Bilateral partner countries - Ministry for Foreign Affairs
Bilateral partner countries
Bilateral development cooperation takes place between Finland and individual developing countries. It is based on the partner countries' own development plans and dialogue conducted with them. The responsibility for effecting change lies with the partner countries. Finland supports their development.
Several years are needed to achieve sustainable development impacts, which is why Finnish development cooperation focuses on long-term partnerships. We support countries where the need for Finnish support and expertise is great and which are committed to achieving development goals.
Where do we work?
Nearly all of Finland’s development cooperation partner countries belong to the group of the least developed countries (LDCs) in Africa and Asia. Many of them are also so-called fragile states, which have been or are in danger of turning into unstable societies and in which the need for assistance is greatest.
Some of Finland's partner countries have made progress and are approaching the middle-income-country status. This allows the gradual scaling-down of aid and gearing the focus towards providing assistance in the form of some important type of expertise, for instance. At that phase, it is also possible to step up cooperation in the fields of trade, investment, and research and innovation, and to increase interaction in other fields.
In Africa, Finland's main bilateral partner countries are Ethiopia, Kenya, Mozambique, Somalia and Tanzania. Zambia is approaching the middle-income level, and Finland’s cooperation with it is becoming more diversified. Small-scale support is provided also to Eritrea.
In Asia, Finnish bilateral support focuses on the three poorest and fragile countries: Afghanistan, Myanmar / Burma and Nepal. With Vietnam, which has now achieved the status of a lower-middle income country, Finland is gradually shifting from development cooperation to other forms of cooperation in such areas as trade, research and education.
Finland has increasedits support to the Middle East and North Africa, where instability and refugees pose great problems.
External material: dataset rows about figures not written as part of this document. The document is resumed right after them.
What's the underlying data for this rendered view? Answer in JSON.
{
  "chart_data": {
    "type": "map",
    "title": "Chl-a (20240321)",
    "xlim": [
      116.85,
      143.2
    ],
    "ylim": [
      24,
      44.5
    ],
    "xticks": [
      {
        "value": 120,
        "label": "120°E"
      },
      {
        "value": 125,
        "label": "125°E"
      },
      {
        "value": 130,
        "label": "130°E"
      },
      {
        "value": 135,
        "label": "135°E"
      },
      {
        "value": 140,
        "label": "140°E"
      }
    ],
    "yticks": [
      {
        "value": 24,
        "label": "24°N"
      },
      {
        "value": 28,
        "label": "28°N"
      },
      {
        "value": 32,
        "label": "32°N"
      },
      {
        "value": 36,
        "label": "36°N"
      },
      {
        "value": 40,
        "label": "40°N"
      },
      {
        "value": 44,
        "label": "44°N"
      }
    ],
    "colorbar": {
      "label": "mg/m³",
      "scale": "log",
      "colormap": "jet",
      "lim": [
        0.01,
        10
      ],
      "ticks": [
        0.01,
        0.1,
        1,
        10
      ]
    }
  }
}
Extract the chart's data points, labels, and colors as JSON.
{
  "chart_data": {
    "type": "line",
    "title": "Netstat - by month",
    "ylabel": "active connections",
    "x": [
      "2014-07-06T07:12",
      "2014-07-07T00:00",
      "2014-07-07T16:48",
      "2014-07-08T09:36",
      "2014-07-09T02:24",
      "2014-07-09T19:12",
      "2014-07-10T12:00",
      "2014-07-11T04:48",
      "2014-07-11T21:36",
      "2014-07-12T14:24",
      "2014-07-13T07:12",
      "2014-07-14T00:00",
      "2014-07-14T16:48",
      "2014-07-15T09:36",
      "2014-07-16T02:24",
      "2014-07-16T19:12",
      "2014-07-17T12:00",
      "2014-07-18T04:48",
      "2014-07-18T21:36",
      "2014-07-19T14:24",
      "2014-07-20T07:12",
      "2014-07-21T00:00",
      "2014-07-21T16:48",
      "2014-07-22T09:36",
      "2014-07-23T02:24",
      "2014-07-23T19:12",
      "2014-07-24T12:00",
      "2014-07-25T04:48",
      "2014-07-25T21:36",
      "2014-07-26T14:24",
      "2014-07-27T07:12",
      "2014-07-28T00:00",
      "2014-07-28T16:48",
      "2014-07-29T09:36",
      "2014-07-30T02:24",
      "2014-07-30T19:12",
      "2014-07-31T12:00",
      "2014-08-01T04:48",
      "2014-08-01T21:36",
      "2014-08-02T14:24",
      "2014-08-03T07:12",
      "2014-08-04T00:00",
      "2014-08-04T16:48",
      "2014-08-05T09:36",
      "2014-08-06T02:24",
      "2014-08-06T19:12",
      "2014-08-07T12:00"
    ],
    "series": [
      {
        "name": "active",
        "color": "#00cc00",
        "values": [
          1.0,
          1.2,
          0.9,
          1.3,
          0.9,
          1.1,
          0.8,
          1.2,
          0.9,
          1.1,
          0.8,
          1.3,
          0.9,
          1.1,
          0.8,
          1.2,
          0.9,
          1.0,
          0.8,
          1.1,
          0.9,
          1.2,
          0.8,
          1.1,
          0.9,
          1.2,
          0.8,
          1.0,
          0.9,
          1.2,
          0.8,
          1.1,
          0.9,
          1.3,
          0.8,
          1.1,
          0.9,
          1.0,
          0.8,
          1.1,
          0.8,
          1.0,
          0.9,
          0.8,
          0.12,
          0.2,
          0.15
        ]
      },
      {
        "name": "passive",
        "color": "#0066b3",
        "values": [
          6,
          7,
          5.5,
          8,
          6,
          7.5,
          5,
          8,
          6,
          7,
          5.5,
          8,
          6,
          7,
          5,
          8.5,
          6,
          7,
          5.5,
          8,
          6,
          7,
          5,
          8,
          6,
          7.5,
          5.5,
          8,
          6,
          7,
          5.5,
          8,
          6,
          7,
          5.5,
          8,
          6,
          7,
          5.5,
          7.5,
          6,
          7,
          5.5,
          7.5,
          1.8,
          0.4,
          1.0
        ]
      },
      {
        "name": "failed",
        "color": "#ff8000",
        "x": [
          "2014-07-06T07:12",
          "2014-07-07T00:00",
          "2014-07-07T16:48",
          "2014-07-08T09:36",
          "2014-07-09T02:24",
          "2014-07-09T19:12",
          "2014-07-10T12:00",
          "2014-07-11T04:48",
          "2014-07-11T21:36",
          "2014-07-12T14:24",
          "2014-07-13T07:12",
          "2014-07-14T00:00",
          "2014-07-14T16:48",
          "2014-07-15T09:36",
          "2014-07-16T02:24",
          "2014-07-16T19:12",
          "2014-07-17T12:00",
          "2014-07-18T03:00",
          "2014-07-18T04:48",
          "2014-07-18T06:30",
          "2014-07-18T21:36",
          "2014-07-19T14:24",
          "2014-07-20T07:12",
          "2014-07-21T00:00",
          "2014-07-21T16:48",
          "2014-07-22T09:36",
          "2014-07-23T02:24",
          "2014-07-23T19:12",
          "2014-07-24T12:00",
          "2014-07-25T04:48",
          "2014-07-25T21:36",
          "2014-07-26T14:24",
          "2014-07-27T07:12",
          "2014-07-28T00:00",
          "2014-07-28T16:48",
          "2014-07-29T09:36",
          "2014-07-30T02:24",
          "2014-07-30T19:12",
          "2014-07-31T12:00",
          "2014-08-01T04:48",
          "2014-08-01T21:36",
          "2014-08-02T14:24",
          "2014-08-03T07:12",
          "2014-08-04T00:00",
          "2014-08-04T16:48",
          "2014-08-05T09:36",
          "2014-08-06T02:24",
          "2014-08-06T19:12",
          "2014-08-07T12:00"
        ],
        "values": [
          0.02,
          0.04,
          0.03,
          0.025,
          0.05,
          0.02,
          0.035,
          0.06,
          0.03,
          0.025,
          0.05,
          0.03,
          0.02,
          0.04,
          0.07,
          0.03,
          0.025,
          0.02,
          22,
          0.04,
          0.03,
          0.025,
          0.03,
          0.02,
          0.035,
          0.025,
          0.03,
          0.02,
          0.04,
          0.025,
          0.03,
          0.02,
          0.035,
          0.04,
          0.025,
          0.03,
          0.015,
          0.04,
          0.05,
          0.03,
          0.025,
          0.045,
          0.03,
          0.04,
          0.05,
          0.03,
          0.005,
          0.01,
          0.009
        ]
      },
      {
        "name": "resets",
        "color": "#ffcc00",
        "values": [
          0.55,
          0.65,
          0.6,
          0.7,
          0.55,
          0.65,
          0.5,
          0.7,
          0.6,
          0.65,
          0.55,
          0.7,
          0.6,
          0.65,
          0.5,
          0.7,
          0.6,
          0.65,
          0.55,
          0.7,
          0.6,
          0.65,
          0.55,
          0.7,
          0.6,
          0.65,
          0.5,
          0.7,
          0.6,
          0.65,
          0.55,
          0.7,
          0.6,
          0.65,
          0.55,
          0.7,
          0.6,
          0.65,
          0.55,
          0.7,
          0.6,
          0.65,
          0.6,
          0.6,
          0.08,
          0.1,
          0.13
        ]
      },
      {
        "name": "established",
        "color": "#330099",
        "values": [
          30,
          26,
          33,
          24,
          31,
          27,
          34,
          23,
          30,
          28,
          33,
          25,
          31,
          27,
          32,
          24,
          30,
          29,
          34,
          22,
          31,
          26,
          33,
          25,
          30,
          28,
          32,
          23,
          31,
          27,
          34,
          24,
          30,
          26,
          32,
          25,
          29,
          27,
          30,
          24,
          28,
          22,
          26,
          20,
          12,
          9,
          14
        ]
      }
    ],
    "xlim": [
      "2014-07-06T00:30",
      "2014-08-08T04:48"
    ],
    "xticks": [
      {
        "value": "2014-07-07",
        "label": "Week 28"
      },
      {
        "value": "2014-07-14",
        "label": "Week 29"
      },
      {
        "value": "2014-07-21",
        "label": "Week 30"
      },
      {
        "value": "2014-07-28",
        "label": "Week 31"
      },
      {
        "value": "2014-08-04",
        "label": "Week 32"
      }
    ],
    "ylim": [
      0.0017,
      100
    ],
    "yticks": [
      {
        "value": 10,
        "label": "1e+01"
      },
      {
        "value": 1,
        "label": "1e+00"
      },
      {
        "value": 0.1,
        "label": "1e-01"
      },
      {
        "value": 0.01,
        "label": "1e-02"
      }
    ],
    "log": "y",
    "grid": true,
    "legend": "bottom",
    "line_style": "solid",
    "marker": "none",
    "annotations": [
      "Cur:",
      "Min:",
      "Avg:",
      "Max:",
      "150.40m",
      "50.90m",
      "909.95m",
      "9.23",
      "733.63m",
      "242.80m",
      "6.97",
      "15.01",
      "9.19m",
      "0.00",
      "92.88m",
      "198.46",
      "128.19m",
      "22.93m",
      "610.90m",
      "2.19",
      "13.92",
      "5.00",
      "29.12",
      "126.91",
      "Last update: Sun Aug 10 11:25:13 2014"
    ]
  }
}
Finland also supports the Palestinian Territory, structural reforms and reconstruction in Ukraine and, in Central Asia, the poorest countries in the region, Kyrgyzstan and Tajikistan.
Long-term cooperation is based on country programmes
The Ministry for Foreign Affairs has prepared a Country Strategy for each of the long-term partner countries. Country Strategies identify the areas of cooperation, forms and objectives of support, and result indicators. They also address matters such as the management of risks involved in the activities. The Country Strategies can be accessed on the Foreign Ministry’s website.
The Country Strategies build on the partner countries’ own development plans, and their guidelines are discussed with the authorities of the partner countries and with other cooperation partners operating in them, including civil society organisations (CSOs). The aim is that the partner country coordinates its cooperation with the different donors.
Finland follows the EU guidance and seeks to focus its activities in each partner country on three areas of cooperation in which it has specific expertise. These areas may include fields such as water services, education, food security, forestry or good governance. The areas of cooperation are agreed in collaboration with the partner country, and the activities are coordinated to avoid overlap with the activities of other donors as far as possible.
Indicators defined in the Country Strategies are used to monitor the progress in the partner countries and to assess the effectiveness of Finland's activities. As far as feasible, the partner countries' own monitoring systems, such as poverty statistics, are used to monitor results. Finland takes an active part in the development of these systems, too.
Implementation and results of bilateral development cooperation
Bilateral development cooperation is implemented in many ways. Project cooperation is an important and traditional form of development cooperation, in which support is carefully targeted and of fixed-term duration. These projects may involve, for instance, development of forest administration in a specific province of the partner country, or the development of water and sanitation systems.
In some projects, Finland is the only foreign financier, but projects are often implemented jointly by several donors.
Project cooperation is particularly common in countries where the operational environment does not allow the implementation of programme support for reasons such as weak public institutions or poor skills and knowledge.
Programme support is provided for more wide-ranging programmes, which may consist of several projects.
Basic security for the poorest families in Zambia
In Zambia, Finland takes part in projects supporting the provision of basic security. Almost 42 percent of the Zambians live in extreme poverty. The poorest Zambians have traditionally relied on relatives and neighbours for safety and protection.
In recent years, Zambia has made efforts to reduce inequality through, for example, providing basic social protection. Over 190,000 families are covered by income transfers. Support is directed to families that are the most vulnerable, such as single parents and families of persons with disabilities.
Children in the families that are included in the basic social protection scheme suffer from diseases less than before. A greater number of them go to school. Agricultural productivity has also improved.
Supporting fragile states requires coordination of the different forms of assistance. The best possible synergies are achieved by means of coordinating military activities, civilian crisis management, development cooperation and humanitarian aid. In crisis areas and countries, Finland works in close cooperation with the EU, international organisations, and other bilateral donors.